A 0.8 m diameter tank is filled with water to a depth of 2.2 m and is open to the atmosphere at the top. The water drains through a 1.0 cm diameter pipe at the bottom; that pipe then joins a 1.5 cm diameter pipe open to the atmosphere, as shown in Fig. 18-53.

|0.8 m | ||
| | ||<------vacuum tube for b
| | ||
| | ||
| | || ---------
| ============---------
Tank^ ^pipe1 ^pipe2
(1cm) (1.5cm)

(not to scale)

(a) Find the flow speed in the narrow section.

(b) What is the water height in the sealed vertical tube shown?

Hmm didn't keep the spaces darn ;\, basically the tank was on the left, 1 cm pipe stretches for a bit out of the bottom right of the tank, midway through that ascending is a similar diameter vacuum tube for part b, and then to the right of the 1 cm pipe, it basically turns into a 1.5 cm pipe as described in the problem.

To solve this problem, we can make use of Bernoulli's equation, which states that the sum of the pressure, kinetic energy per unit volume, and potential energy per unit volume is constant along a streamline in a fluid flow. Let's break down the steps to find the answers to both parts of the question:

(a) Finding the flow speed in the narrow section:

1. We can use Bernoulli's equation between two points: the surface of the water in the tank and the narrow section of the pipe where the diameter is 1.0 cm. Let's call these points 1 and 2, respectively.

2. At the surface of the water (point 1), the pressure is atmospheric pressure, and the speed and height are zero since the water is at rest.

3. At the narrow section of the pipe (point 2), the pressure is still atmospheric pressure, but the speed and height are unknown.

4. Bernoulli's equation can be written as follows:

P1 + 1/2ρv1^2 + ρgh1 = P2 + 1/2ρv2^2 + ρgh2

where P is the pressure, ρ is the density of water, v is the speed of water, g is the acceleration due to gravity, and h is the height of the water.
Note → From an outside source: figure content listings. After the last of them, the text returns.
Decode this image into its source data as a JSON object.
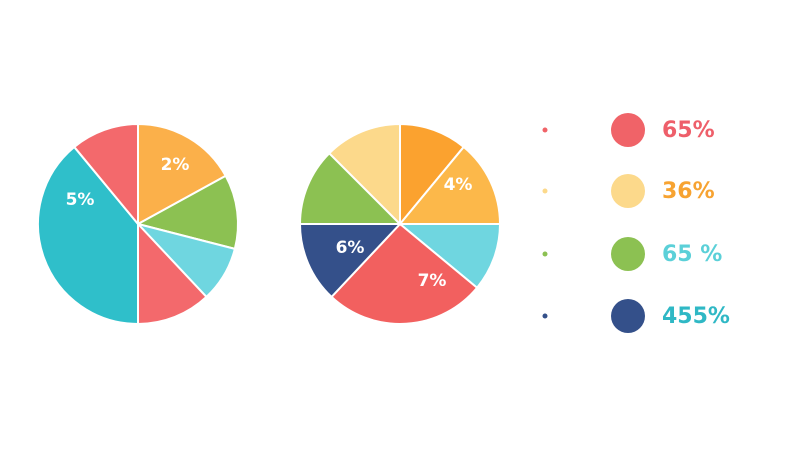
{
  "chart_data": [
    {
      "type": "pie",
      "values": [
        17,
        12,
        9,
        12,
        39,
        11
      ],
      "colors": [
        "#fbb04a",
        "#8cc152",
        "#6fd6e0",
        "#f3696c",
        "#2fbfca",
        "#f3696c"
      ],
      "annotations": [
        "2%",
        "5%"
      ]
    },
    {
      "type": "pie",
      "values": [
        11,
        14,
        11,
        26,
        13,
        12.5,
        12.5
      ],
      "colors": [
        "#fba22f",
        "#fcb84a",
        "#6fd6e0",
        "#f2605f",
        "#34508a",
        "#8cc152",
        "#fcd98b"
      ],
      "annotations": [
        "4%",
        "6%",
        "7%"
      ]
    }
  ],
  "legend": {
    "items": [
      {
        "label": "65%",
        "color": "#f06368",
        "text_color": "#ee5f6a"
      },
      {
        "label": "36%",
        "color": "#fcd98b",
        "text_color": "#f7a331"
      },
      {
        "label": "65 %",
        "color": "#8cc152",
        "text_color": "#5bd0d8"
      },
      {
        "label": "455%",
        "color": "#34508a",
        "text_color": "#2fb8c5"
      }
    ]
  }
}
5. Since the height and atmospheric pressure are the same at both points, we can simplify the equation to:

1/2ρv1^2 = 1/2ρv2^2

6. Rearranging the equation, we get:

v2 = v1 * √(D1^2 / D2^2)

where v1 is the speed of the water at the surface and D1 and D2 are the diameters of the respective sections.

7. The diameter of the narrow section is 1.0 cm, which corresponds to a radius of 0.5 cm or 0.005 m. The diameter of the tank is 0.8 m.

v2 = v1 * √(0.005^2 / 0.8^2)

Calculate this expression to find the flow speed in the narrow section.

(b) Finding the water height in the sealed vertical tube:

1. At the bottom of the narrow section, the pressure is atmospheric pressure, and the speed is the value we obtained in part (a).

2. At the top of the sealed vertical tube, the speed is zero since the water is not flowing.

3. Using Bernoulli's equation again between these two points:

P2 + 1/2ρv2^2 + ρgh2 = P3 + 1/2ρv3^2 + ρgh3

where P3 is also atmospheric pressure, and v3 and h3 are unknown.

4. As before, since the pressure and speed are the same at points 2 and 3, we can simplify the equation to:

h2 + 1/2(v2^2 / g) = h3

5. Rearranging the equation, we get:

h3 = h2 + 0.5(v2^2 / g)

where h2 is the height of the water at the bottom of the narrow section and g is the acceleration due to gravity.

6. The height h2 can be calculated by subtracting the depth of the water in the tank from the total height.

h2 = total height - depth of water

7. Substitute the values of h2, v2, and g into the equation to find the water height in the sealed vertical tube.

By following these steps, you should be able to find the answers to both parts (a) and (b) of the question.